Na maioria das pessoas, ainda durante a gestação e logo após o parto, essas células são eliminadas. Ainda há bastante controvérsia em relação ao papel dessas células na saúde materna.  

Hoje, acredita-se que a persistência dessas células possa ser um gatilho para doenças autoimunes, mas também que possam ter um efeito regenerativo em alguns tecidos. 

Quimerismo partenogenético 

A reprodução sexual exige o encontro de dois gametas, células que produzimos nos testículos (espermatozóides) ou ovários (ovócitos) e carregam metade do material genético da pessoa que produziu. 

Eventualmente, um gameta pode sofrer uma fertilização espontânea, chamada partenogenética, na qual ele duplica o material genético que carregava. Esse é um modo comum de reprodução em alguns tipos de algas, plantas, animais invertebrados, como o escorpião, e poucos vertebrados, peixes, anfíbios, répteis e pássaros. 

Só chamamos de partenogenética quando a reprodução é assexuada, em um ser que é capaz de reprodução sexuada – sim, algas e plantas possuem sexo, apesar de ser um conceito bem diferente do que nós pensamos. 

Nenhum mamífero é capaz de realizar a partenogênese naturalmente, o que ocorre é a auto fecundação de um gameta, porém nosso desenvolvimento embrionário exige a soma de alguns sinais de um gameta de origem masculina, e sinais de um gameta feminino.  

Quando não temos os dois sinais, o embrião tem seu desenvolvimento interrompido naturalmente ainda nas primeiras etapas da gestação. 

A única situação em que um embrião autofecundado consegue sobreviver é quando ele encontra um segundo embrião, originado da junção de um gameta feminino e um gameta masculino, e ele se funde ao embrião completo. Em humanos, isso significa que parte do material genético das células da pessoa irá corresponder a junção de material de ambos os pais e parte irá representar somente um gameta materno duplicado. 

Quimerismo tetragamético 

Quando a gestação inicia com gêmeos, porém um dos gêmeos interrompe o desenvolvimento, as células dele podem ser absorvidas pelo gêmeo que continuou vivo. Essa pessoa, ao nascer, irá carregar uma maior parte de material genético próprio, e uma pequena parte de material genético originário do gêmeo.  

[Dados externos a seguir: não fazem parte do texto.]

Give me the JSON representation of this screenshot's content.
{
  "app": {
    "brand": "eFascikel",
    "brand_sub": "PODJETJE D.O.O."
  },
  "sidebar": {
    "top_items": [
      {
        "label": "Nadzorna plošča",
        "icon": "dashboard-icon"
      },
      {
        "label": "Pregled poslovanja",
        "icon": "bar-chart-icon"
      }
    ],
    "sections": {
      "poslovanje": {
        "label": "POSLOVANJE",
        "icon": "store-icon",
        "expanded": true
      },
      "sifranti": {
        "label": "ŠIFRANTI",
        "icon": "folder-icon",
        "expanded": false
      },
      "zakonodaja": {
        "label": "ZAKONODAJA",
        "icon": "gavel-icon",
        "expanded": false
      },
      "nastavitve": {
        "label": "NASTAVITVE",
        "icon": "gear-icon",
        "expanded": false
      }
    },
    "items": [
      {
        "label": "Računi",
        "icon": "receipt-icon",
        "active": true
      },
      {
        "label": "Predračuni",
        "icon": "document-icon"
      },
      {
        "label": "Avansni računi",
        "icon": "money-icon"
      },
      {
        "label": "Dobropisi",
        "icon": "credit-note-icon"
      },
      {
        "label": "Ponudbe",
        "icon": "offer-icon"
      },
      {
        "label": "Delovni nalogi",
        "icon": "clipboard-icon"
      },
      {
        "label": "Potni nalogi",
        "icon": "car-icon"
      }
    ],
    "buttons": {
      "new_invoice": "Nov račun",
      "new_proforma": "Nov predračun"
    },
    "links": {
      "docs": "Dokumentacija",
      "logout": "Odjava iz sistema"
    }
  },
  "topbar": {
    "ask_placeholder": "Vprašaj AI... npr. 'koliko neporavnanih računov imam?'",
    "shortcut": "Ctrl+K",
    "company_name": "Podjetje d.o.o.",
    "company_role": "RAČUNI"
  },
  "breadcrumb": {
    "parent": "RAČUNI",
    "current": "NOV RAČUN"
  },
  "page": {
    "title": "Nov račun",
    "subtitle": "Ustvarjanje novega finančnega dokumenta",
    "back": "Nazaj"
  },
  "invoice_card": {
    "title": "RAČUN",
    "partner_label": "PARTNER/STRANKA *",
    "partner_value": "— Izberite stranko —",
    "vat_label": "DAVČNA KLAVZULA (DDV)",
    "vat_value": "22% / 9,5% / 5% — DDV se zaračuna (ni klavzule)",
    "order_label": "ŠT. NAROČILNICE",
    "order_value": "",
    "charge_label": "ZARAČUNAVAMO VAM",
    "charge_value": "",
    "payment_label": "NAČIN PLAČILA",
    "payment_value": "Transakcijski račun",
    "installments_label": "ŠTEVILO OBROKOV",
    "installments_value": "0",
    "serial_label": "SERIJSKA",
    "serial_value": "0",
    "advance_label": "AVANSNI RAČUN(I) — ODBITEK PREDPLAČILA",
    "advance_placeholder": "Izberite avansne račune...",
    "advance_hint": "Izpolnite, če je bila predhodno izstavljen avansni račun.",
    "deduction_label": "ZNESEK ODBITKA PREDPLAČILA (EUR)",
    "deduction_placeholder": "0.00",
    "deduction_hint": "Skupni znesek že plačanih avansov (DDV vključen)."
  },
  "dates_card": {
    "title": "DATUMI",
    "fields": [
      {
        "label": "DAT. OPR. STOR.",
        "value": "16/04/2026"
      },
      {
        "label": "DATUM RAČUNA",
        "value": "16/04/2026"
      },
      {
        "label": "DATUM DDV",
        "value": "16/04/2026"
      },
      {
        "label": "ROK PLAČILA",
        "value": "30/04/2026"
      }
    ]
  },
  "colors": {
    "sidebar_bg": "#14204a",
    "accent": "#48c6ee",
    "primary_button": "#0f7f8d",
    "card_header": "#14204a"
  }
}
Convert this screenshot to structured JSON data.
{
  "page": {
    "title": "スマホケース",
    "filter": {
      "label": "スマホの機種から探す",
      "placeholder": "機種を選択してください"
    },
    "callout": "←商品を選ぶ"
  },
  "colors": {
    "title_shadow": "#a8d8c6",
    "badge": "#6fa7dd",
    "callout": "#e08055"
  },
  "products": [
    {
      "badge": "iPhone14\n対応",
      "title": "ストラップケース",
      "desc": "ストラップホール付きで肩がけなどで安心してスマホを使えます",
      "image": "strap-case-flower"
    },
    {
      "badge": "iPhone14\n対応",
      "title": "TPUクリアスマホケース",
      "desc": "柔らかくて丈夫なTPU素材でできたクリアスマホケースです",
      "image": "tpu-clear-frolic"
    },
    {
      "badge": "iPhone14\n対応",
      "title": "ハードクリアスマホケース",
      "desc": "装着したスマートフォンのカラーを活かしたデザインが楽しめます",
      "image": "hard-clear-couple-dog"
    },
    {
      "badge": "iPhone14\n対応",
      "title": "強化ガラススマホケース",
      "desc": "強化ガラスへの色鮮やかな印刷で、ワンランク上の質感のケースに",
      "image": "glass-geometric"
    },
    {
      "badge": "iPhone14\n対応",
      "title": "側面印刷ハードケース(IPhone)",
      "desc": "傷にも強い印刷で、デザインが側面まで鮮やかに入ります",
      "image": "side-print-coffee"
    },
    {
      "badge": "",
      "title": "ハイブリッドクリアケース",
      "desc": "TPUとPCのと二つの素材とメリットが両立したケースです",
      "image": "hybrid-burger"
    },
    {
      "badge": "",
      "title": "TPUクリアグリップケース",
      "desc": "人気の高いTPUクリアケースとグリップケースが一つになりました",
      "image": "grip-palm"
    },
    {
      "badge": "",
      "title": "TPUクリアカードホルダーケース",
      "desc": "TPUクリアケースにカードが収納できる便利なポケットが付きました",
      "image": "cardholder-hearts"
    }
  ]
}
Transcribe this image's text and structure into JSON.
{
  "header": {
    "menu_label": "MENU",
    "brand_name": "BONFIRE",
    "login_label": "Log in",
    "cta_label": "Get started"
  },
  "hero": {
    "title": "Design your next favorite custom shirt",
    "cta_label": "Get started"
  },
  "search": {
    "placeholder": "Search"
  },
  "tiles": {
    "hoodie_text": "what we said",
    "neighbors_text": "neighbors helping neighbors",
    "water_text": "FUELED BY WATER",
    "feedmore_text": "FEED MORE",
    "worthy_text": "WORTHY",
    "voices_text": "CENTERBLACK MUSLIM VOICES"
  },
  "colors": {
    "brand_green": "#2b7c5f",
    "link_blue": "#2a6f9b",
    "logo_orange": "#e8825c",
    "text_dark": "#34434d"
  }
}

Como cada gêmeo se desenvolve a partir de dois gametas, quando se fundem, o indivíduo quimérico passou a ser originário de quatro gametas – por isso, a condição é chamada de quimerismo tetragamético

Quimerismo causa sintomas? 

A maioria das vezes, o quimerismo não é notado pela pessoa. As características de mais fácil percepção são olhos com duas cores diferentes, ou padrões especiais de coloração da pele. Porém, vale lembrar que nem todo olho com duas cores e nem mancha de pele são sinais de quimerismo. 

Em raras situações, um gêmeo quimérico pode se desenvolver com um tumor e necessitar abordagem cirúrgica. 

Outra situação na qual o quimerismo natural pode ter impacto na vida da pessoa é no estabelecimento de vínculo genético – o conhecido teste de paternidade. Como aconteceu com a personagem Brisa, na novela Travessia, existem casos reais nos quais se suspeitou que não havia parentesco entre crianças e a mãe, porque a mãe, sem saber, era uma quimera, e o teste de paternidade não a identificava como mãe das crianças. 

Como é feito o diagnóstico? 

Geralmente, com exames genéticos que me permitam “enxergar” essas 2 linhagens – e para cada tipo de situação, o exame ideal pode ser diferente.

Muitos dos exames utilizam a mesma técnica usada nos testes de paternidade – identificação das chamadas “sequências curtas em repetição” ou STRs –, mas avaliam o material de somente uma pessoa, buscando detectar sinais discordantes entre si. 

Um dos quimerismos mais importantes hoje na medicina é o que ocorre depois do transplante de medula óssea. Uma das formas de avaliar o sucesso do transplante é a análise de quimerismo pós-transplante, que usa exatamente o padrão de STRs para identificar a pega do procedimento.